Een klein beetje aandacht en wat nadenken zijn trouwens voldoende om zich ervan te overtuigen dat er middelen tot het bestrijden van de catastrofe en van de honger voorhanden zijn, dat de maatregelen om de strijd ertegen aan te binden volstrekt duidelijk en eenvoudig zijn, volkomen uitvoerbaar en ten volle overeenkomen met de krachten van het volk, en dat deze maatregelen alleen en uitsluitend daarom niet getroffen worden, omdat de uitvoering ervan de fabelachtige winsten van een handjevol grootgrondbezitters en kapitalisten zou aantasten.

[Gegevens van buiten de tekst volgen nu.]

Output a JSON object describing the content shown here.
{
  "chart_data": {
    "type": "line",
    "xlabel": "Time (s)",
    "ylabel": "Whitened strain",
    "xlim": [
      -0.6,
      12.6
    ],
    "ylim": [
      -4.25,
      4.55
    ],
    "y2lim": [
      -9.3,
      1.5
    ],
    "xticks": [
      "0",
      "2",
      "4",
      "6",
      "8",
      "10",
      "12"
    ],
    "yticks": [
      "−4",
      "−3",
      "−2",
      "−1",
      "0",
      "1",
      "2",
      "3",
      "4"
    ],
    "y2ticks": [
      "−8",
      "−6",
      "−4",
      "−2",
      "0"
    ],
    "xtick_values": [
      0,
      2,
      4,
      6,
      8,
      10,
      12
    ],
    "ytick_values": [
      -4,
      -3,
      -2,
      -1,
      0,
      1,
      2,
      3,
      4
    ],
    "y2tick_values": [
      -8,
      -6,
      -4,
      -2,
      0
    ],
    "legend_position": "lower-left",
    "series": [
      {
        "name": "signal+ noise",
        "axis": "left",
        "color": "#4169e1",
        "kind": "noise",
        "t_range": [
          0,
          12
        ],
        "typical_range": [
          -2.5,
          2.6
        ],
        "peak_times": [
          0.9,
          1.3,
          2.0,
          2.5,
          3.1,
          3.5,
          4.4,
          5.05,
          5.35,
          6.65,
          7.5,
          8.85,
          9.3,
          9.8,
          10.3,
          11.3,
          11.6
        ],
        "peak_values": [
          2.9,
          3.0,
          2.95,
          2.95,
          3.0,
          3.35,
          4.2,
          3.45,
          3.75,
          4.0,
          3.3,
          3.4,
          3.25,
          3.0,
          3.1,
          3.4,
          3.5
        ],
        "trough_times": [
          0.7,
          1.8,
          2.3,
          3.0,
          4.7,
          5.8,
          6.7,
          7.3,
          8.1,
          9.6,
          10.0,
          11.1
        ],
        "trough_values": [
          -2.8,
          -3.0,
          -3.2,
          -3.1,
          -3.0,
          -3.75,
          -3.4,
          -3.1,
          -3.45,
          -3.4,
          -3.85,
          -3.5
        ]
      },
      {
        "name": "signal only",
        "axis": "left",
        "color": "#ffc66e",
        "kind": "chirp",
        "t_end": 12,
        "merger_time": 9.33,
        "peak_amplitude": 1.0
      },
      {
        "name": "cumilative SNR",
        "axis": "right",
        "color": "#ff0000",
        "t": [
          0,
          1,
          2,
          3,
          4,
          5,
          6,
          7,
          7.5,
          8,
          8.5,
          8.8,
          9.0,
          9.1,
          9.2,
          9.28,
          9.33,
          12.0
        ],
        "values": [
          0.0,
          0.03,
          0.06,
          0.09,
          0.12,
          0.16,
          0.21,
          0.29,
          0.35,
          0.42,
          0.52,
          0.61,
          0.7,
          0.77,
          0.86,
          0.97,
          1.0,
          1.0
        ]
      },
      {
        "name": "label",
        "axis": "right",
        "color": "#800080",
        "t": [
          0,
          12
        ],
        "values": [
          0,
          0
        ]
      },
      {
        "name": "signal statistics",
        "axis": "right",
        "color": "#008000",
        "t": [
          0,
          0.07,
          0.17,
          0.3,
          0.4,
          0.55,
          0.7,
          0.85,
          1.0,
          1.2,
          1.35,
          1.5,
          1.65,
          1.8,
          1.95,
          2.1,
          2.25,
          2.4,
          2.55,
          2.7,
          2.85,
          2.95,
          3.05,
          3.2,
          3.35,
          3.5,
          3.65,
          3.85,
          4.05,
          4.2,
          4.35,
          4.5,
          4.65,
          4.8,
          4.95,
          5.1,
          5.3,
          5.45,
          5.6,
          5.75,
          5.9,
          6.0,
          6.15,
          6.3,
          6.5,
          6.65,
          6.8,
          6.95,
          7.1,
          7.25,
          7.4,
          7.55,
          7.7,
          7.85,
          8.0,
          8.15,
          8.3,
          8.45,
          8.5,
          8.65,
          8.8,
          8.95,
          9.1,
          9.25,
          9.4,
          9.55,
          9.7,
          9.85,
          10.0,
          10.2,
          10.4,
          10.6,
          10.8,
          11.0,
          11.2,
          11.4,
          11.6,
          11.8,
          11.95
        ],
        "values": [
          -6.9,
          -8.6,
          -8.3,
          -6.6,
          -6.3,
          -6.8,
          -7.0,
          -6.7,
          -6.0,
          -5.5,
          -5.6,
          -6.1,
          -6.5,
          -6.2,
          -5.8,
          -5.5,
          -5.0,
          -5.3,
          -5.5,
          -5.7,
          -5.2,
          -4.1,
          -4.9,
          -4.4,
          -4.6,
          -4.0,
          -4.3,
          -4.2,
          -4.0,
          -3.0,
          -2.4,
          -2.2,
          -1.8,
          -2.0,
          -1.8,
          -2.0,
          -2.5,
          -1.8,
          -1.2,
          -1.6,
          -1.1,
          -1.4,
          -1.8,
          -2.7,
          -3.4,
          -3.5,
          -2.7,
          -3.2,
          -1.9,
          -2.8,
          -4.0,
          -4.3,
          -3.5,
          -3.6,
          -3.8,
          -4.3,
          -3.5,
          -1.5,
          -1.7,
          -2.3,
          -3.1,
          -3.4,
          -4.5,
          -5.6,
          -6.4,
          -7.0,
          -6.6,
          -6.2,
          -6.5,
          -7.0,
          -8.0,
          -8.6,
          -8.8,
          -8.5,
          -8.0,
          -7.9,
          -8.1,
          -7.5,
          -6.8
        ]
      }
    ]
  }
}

Inderdaad. Men kan er staat op maken dat er geen enkele redevoering, geen enkel artikel in een krant van ongeacht welke richting, geen enkele resolutie van ongeacht welke vergadering of instelling te vinden is, waarin niet heel duidelijk en uitdrukkelijk gewag gemaakt wordt van de voornaamste en belangrijkste maatregel voor het bestrijden en afwenden van de catastrofe en van de honger. Deze maatregel is: controle, toezicht, registratie, regulering door de staat, een juiste verdeling van arbeidskrachten over de productie en distributie, spaarzaam zijn met de krachten van het volk, het vermijden van elke overbodige krachtsinspanning, zuinig omgaan met de krachten. Controle, toezicht, registratie — dat is een allereerste vereiste in de strijd tegen de catastrofe en tegen de hongersnood. Dat wordt niet betwist en is algemeen erkend. Maar juist dit wordt niet gedaan uit vrees de almacht van de grootgrondbezitters en kapitalisten, hun mateloze, ontzaglijke, schandalige winsten aan te tasten, winsten die opgestreken worden als gevolg van de duurte en door leveranties aan het leger (en voor de oorlog ‘werken’ thans, direct of indirect, nagenoeg allen), winsten waarvan iedereen op de hoogste is, die iedereen waarneemt en waarover allen ach en wee klagen.

En de staat doet niets, maar dan ook helemaal niets om tot een enigszins serieuze controle, registratie en toezicht te komen.